There are two kinds of people: those who adore the time-tested holiday traditions, the shopping, the wrapping, the cooking, the expectations… and those who, for whatever reason, don’t.
Of those who don’t, there are the ones who carry on anyway, and there are the ones who realize it’s okay not to conform, that they can make other choices. So, they do.
In the Sixty and Me community I’m sure there’s a strong showing on both sides. We’re the Boomers, after all, and we’ve blazed the trail through a half-century of change. We’ve been feminists, conscientious objectors, protestors, rebels with or without a cause, and we have, indeed, come a long way baby.
On the other hand, many of us had parents who were steeped in tradition and were determined to pass it down to the next generation – us.

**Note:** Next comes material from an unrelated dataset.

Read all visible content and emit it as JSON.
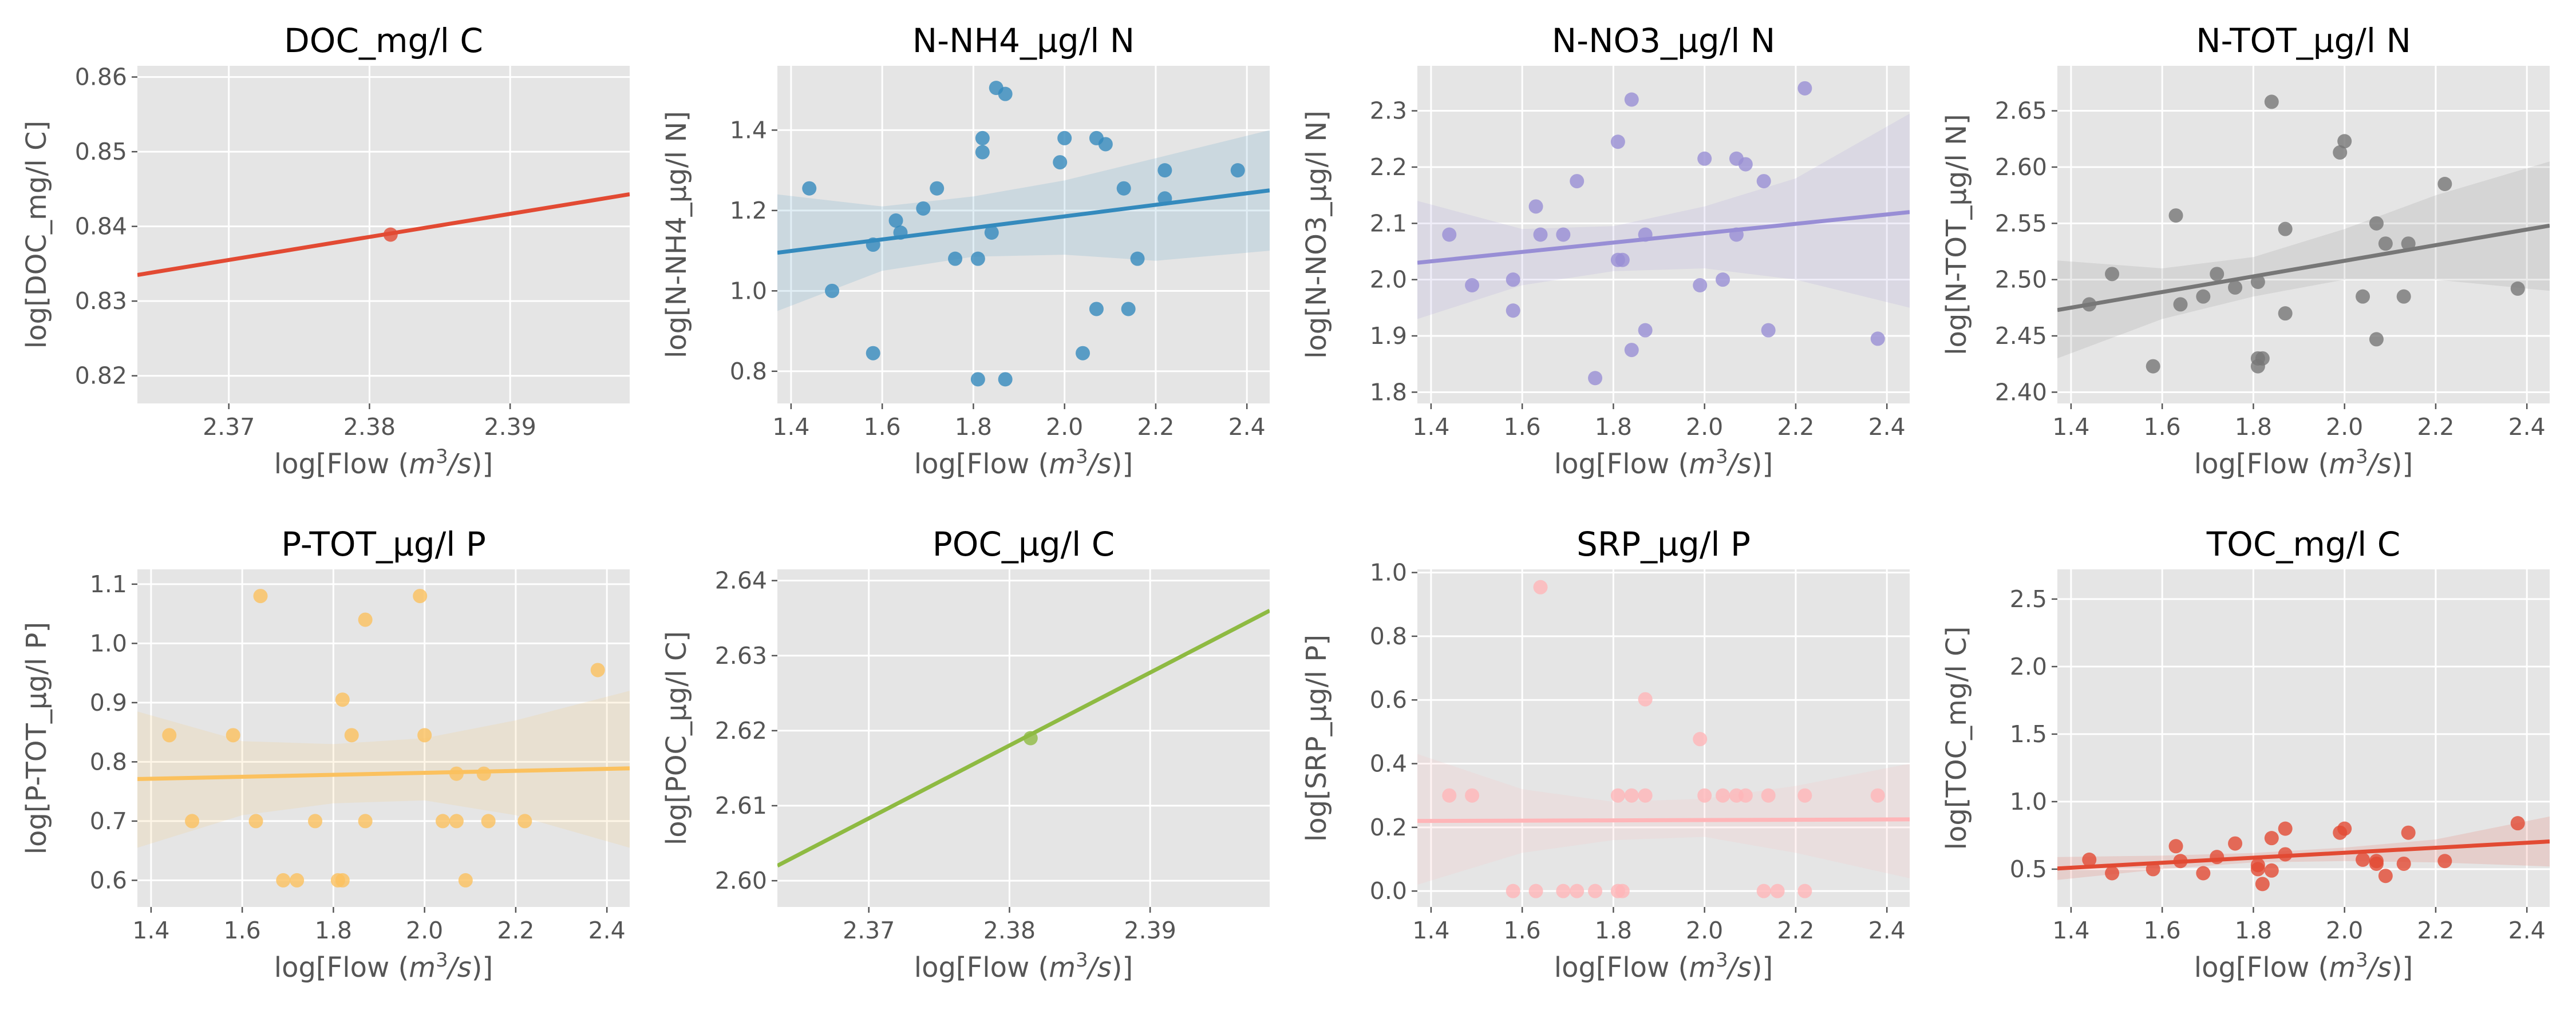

But a rare few, as soon as their mind was their own to make up, decided to avoid the issue. They took a vacation over Christmas break, somewhere far away from expectation. I envied those kids who came back to school telling about French-speaking Canadians, or a trip to the beach in Mexico. A few even went to Europe.
Many of us picked up the baton and continued the rituals even though something in the back of our hearts asked, Why? Or we embraced all of it, determined to pass them down to our own children because, That’s the way our family’s always done it.
Last night, a Millennial, who happens to be a delightful, thoughtful, unmarried woman from the U.S., joined our group of mature singles for Christmas dinner. As the evening progressed she posed a question: If you had it to do over, would you bring up your children with Santa Claus and gifts, or would you do it differently?
I thought back to my childhood winter holidays. There was the annual lefse bake at Aunt Joyce and Uncle John’s. There were weeks of baking, decorating, and freezing Christmas cookies for giving to family friends.
There was the trip to the farm to cut the tree. My little brother and sister and I traipsed after Dad who carried the axe and pulled the toboggan, the vehicle used to transport our prize back to the car. With snow up to our thighs and cold leaching through our boots until we couldn’t feel our toes, it was high adventure. Nothing came between us kids and the annual hunt for the perfect evergreen.
We loved and hated the Christmas Eve program in front of the fireplace. Each of us was charged with the responsibility of preparing something to share. Sometimes I played a carol on my flute. Sometimes I wrote a song and accompanied myself on the guitar. Once I roped my brother and sister into performing a skit.
Dad always read the Christmas story and mom had an inspirational poem from the December issue of the Ideals magazine. Then we dressed up, bundled up, and went to the candlelight service at the Lutheran church which ended at midnight. I never once made it all the way through without falling asleep.
Although we were up late the night before, excitement ran high and we awoke long before the sun rose on a northern Minnesota Christmas morning. We were allowed to get our stockings and ravage them, a freedom allowed by parents who wanted to steal a few more minutes of sleep.
When it was impossible to contain our enthusiasm another minute, we burst into their bedroom and pestered them until they donned their robes and let us pull them toward the treasures under the tree. The pile of gifts that Santa left always seemed enormous.
The week between Christmas and the New Year’s Eve sliding party at Aunt Alice and Uncle Ole’s, was spent visiting cousins, building snowmen, skating, tobogganing, and making the most of the festive holidays. If it sounds idyllic, it was.
Then I grew up and did my best to recreate that magical time in the dead of winter for my children.
We moved to Texas. I bought a lefse griddle and taught our Texan friends how to roll perfect, see-through lefse rounds. They loved it and our own traditions were born.
But now I’m a handful of days away from 67 years old and I have to say I’m over it; over the expectations, over the commercialism, over the need to conform.
I love Bali for giving me a different way to experience the holidays. My Balinese friends are either Hindu or Muslim. They don’t celebrate Christmas so I’m afforded the opportunity to surprise them with little gifts. Sometimes they treat me with a home-made sweet, or flowers. But it’s unexpected. That’s when you know it’s a heart-gift, not the obligatory chore.
I can choose to be alone and just be quiet with myself. Or I can join friends, like I did last night, and sit in a beautiful hotel on a windy beach sipping a cocktail at sunset. I Skype with my daughters who are involved with their extended families and friends, and watch them doing some of those same things we did when they were growing up. But I have to be honest, I love this freedom.
So back to the question that got me started: If I had it to do it over would I do things differently? Some parts of my life, yes! In a heartbeat! But the holidays?
In spite of the stress, the responsibility, never having enough time, wrapping gifts until 2 am on Christmas Eve, all other things being equal, I think not.
What about you? Did you have traditions growing up that your children continue today? Would you do it differently if you had another go? Now that this year’s celebrations are past, are you considering changes to plans for the new year? Please share in the comments.